Jusuf Gazibegovic verfügt über das Talent, besondere Momente besonders emotional zu schildern. „Ich dachte, das Stadion bricht zusammen“, beschrieb Sturms Rechtsverteidiger die Gänsehaut-Minute nach dem 1:0 durch Mika Biereth, „jeder ist eskaliert, wir Spieler, die ganze Bank.“
Da die Grazer den Vorsprung gegen den FC Girona über die Runde brachten, war er endlich da, der erlösende erste Sieg in dieser Champions-League-Saison. Sturms erster Triumph in der Königsklasse seit 20. Februar 2001. Gazibegovic: „Es ist nicht selbstverständlich, mit Sturm Graz solche Momente erleben zu dürfen. Normalerweise hatte Salzburg solche Momente. Richtig geil, dass wir das jetzt haben.“
Der Weg der „nervösen“ Spieler
Sturm trat schon in Bundesliga und Cup in die Fußstapfen der „Bullen“. Auf emotionaler Ebene hat dieses Erfolgserlebnis gegen die Gäste aus Katalonien einen immensen Wert. Auch als krasser Underdog wäre es frustrierend gewesen, in der Champions League mit leeren Händen dazustehen. Noch dazu, da Sturm bei den bisherigen Auftritten ordentliche Leistungen brachte, sich kontinuierlich steigerte.
“Vor dem ersten Spiel gegen Brest konntest du viele junge, nervöse Spieler sehen, die ihr Champions-League-Debüt feiern“, blickte Biereth zurück und verdeutlichte damit, dass sich Sturm seither Schritt für Schritt entwickelt hat.
Für Interimstrainer Jürgen Säumel hat diese Entwicklung bereits mit der ersten Europa-League-Teilnahme 2021/22 begonnen: „Damals hat man viel Lehrgeld bezahlt. Im zweiten Jahr ist man in einer richtig starken Gruppe nur wegen der Tordifferenz nicht weitergekommen, im dritten Jahr hat man in Europa überwintert. In diesem Herbst war es ähnlich. Die ersten Spiele in der Champions League waren sehr wichtig für die Erfahrung. Natürlich kommt der Glaube dazu, dass man Spiele gewinnen kann, wenn man in Dortmund eine gute Leistung bringt.“
Auch der Glaube an Säumel wächst derzeit täglich. Viel mehr Werbung in eigener Sache, als das erste Bundesliga-Spiel mit 7:0 zu gewinnen und nun auch in Europas Eliteliga anzuschreiben, kann man bei den ersten beiden Gelegenheiten kaum betreiben. Präsident Christian Jauk brachte die Gefühlslage vieler Mitglieder der Sturm-Familie auf den Punkt, als er zugab, dass ihm Säumel als Chef langsam „unheimlich“ werde.

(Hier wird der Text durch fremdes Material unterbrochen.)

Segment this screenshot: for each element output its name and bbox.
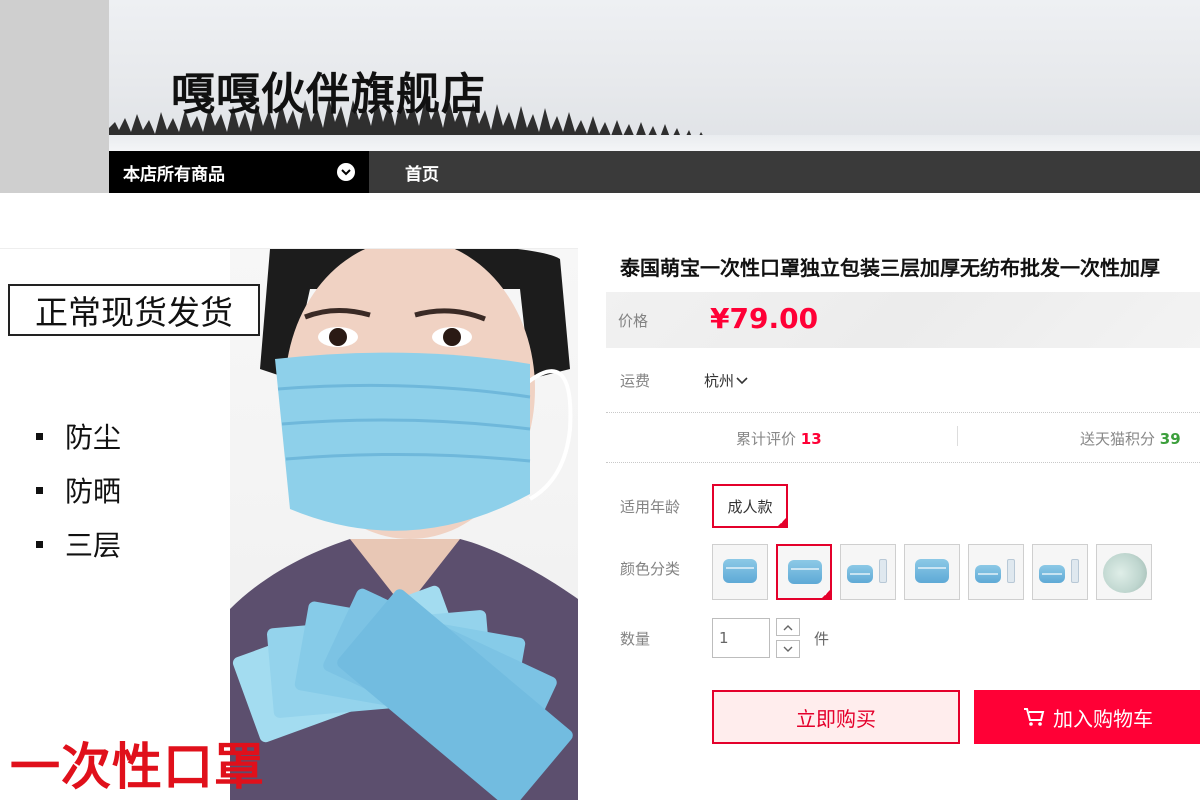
shop-banner: 嘎嘎伙伴旗舰店 — [109, 0, 1200, 151]
add-to-cart-label: 加入购物车 — [1053, 706, 1153, 731]
price-label: 价格 — [618, 312, 649, 330]
quantity-decrease-button[interactable] — [776, 640, 800, 658]
mask-thumbnail-icon — [915, 559, 949, 583]
add-to-cart-button[interactable]: 加入购物车 — [974, 690, 1200, 744]
quantity-input[interactable]: 1 — [712, 618, 770, 658]
in-stock-stamp: 正常现货发货 — [8, 284, 260, 336]
bullet-icon — [36, 486, 43, 494]
mask-pack-icon — [1103, 553, 1147, 593]
color-swatch[interactable] — [1032, 544, 1088, 600]
price-box: 价格 ¥79.00 — [606, 292, 1200, 348]
snow-ground — [109, 135, 1200, 151]
color-swatch-list: ✓ — [712, 544, 1160, 600]
shop-navbar: 本店所有商品 首页 — [109, 151, 1200, 193]
age-label: 适用年龄 — [620, 498, 681, 516]
feature-label: 防晒 — [65, 475, 122, 508]
quantity-label: 数量 — [620, 630, 651, 648]
color-swatch[interactable] — [712, 544, 768, 600]
all-products-label: 本店所有商品 — [123, 164, 225, 185]
buy-now-button[interactable]: 立即购买 — [712, 690, 960, 744]
feature-item: 三层 — [36, 517, 121, 571]
check-icon: ✓ — [823, 589, 830, 598]
mask-thumbnail-icon — [1039, 565, 1065, 583]
age-option-label: 成人款 — [727, 497, 773, 516]
color-swatch[interactable] — [904, 544, 960, 600]
points-number: 39 — [1159, 430, 1181, 448]
age-option-adult[interactable]: 成人款 ✓ — [712, 484, 788, 528]
tmall-points: 送天猫积分 39 — [1080, 428, 1181, 449]
feature-item: 防尘 — [36, 409, 121, 463]
chevron-down-icon[interactable] — [337, 163, 355, 181]
product-title: 泰国萌宝一次性口罩独立包装三层加厚无纺布批发一次性加厚 — [620, 256, 1160, 280]
color-swatch[interactable] — [840, 544, 896, 600]
chevron-down-icon — [736, 377, 748, 385]
feature-list: 防尘 防晒 三层 — [36, 409, 121, 571]
quantity-increase-button[interactable] — [776, 618, 800, 636]
left-gray-block — [0, 0, 109, 193]
mask-thumbnail-icon — [847, 565, 873, 583]
chevron-down-icon — [783, 646, 793, 652]
quantity-unit: 件 — [814, 630, 830, 648]
shop-name: 嘎嘎伙伴旗舰店 — [171, 69, 486, 120]
feature-label: 防尘 — [65, 421, 122, 454]
model-with-mask-illustration — [230, 249, 578, 800]
shipping-location-select[interactable]: 杭州 — [704, 370, 748, 391]
reviews-number: 13 — [800, 430, 822, 448]
stat-separator — [957, 426, 958, 446]
color-swatch[interactable] — [1096, 544, 1152, 600]
bullet-icon — [36, 540, 43, 548]
color-swatch-selected[interactable]: ✓ — [776, 544, 832, 600]
feature-item: 防晒 — [36, 463, 121, 517]
shipping-location: 杭州 — [704, 372, 735, 390]
review-count[interactable]: 累计评价 13 — [736, 428, 822, 449]
mask-thumbnail-icon — [723, 559, 757, 583]
shipping-label: 运费 — [620, 372, 651, 390]
chevron-up-icon — [783, 624, 793, 630]
nav-home-link[interactable]: 首页 — [405, 151, 439, 193]
image-headline: 一次性口罩 — [10, 738, 265, 796]
color-label: 颜色分类 — [620, 560, 681, 578]
bottle-icon — [1071, 559, 1079, 583]
reviews-label: 累计评价 — [736, 430, 797, 448]
cart-icon — [1023, 707, 1045, 727]
bottle-icon — [879, 559, 887, 583]
product-main-image[interactable]: 正常现货发货 防尘 防晒 三层 一次性口罩 — [0, 248, 578, 800]
mask-thumbnail-icon — [975, 565, 1001, 583]
check-icon: ✓ — [779, 517, 786, 526]
model-photo — [230, 249, 578, 800]
all-products-menu[interactable]: 本店所有商品 — [109, 151, 369, 193]
points-label: 送天猫积分 — [1080, 430, 1156, 448]
product-info-panel: 泰国萌宝一次性口罩独立包装三层加厚无纺布批发一次性加厚 价格 ¥79.00 运费… — [606, 248, 1200, 800]
bottle-icon — [1007, 559, 1015, 583]
divider — [606, 462, 1200, 463]
bullet-icon — [36, 432, 43, 440]
color-swatch[interactable] — [968, 544, 1024, 600]
divider — [606, 412, 1200, 413]
feature-label: 三层 — [65, 529, 122, 562]
price-value: ¥79.00 — [710, 302, 819, 335]
mask-thumbnail-icon — [788, 560, 822, 584]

Zwischen Emotion und Rationalität
Dennoch bleibt es bei der Marschroute, die finale Trainerentscheidung nicht aus der Emotion heraus zu treffen. Sportchef Michael Parensen kündigte im Interview mit der Kleinen Zeitung an, rational vorzugehen. Eine Vorgehensweise, die auch dem Charakter Säumels entspricht, der mit seiner Leistung gute Argumente liefern möchte. „Jürgen ist einer, der am Boden bleibt“, unterstrich auch Jauk.
Aus Spielerkreisen war nach dem Sieg gegen Girona die Wertschätzung dafür zu hören, dass Säumel nicht viel verändert hat und weitestgehend den bekannten Prinzipien treu blieb. Lediglich mit kleineren Adaptionen habe er dem Team den Stempel aufgedrückt. Gegen Girona ließ Säumel seine Elf beispielsweise eine Spur kompakter agieren. „Das haben wir adaptiert. Ansonsten ist die Zeit jetzt einfach zu kurz, um etwas reinzubringen“, erklärte der 40-Jährige.
Das Beispiel Dortmund
Ob Säumel über die Winterpause hinaus Zeit bekommen wird, seine Ideen verstärkt zu implementieren, wird sich weisen. Sollte er den Verantwortlichen aktuell Kopfzerbrechen bereiten, wäre es ein positives. Wie kompliziert es mitunter werden kann, beliebte und erfolgreiche Übergangslösungen wieder zu entmachten, ist kein Geheimnis. So diente etwa bei Borussia Dortmund 2021 Edin Terzic als Platzhalter für Marco Rose. Für den früheren Salzburg-Coach wurde es schließlich von Tag eins an schwer, der beliebten Interimslösung nachzufolgen, die noch dazu den DFB-Pokal eroberte. Ein Jahr später übernahm wieder Terzic.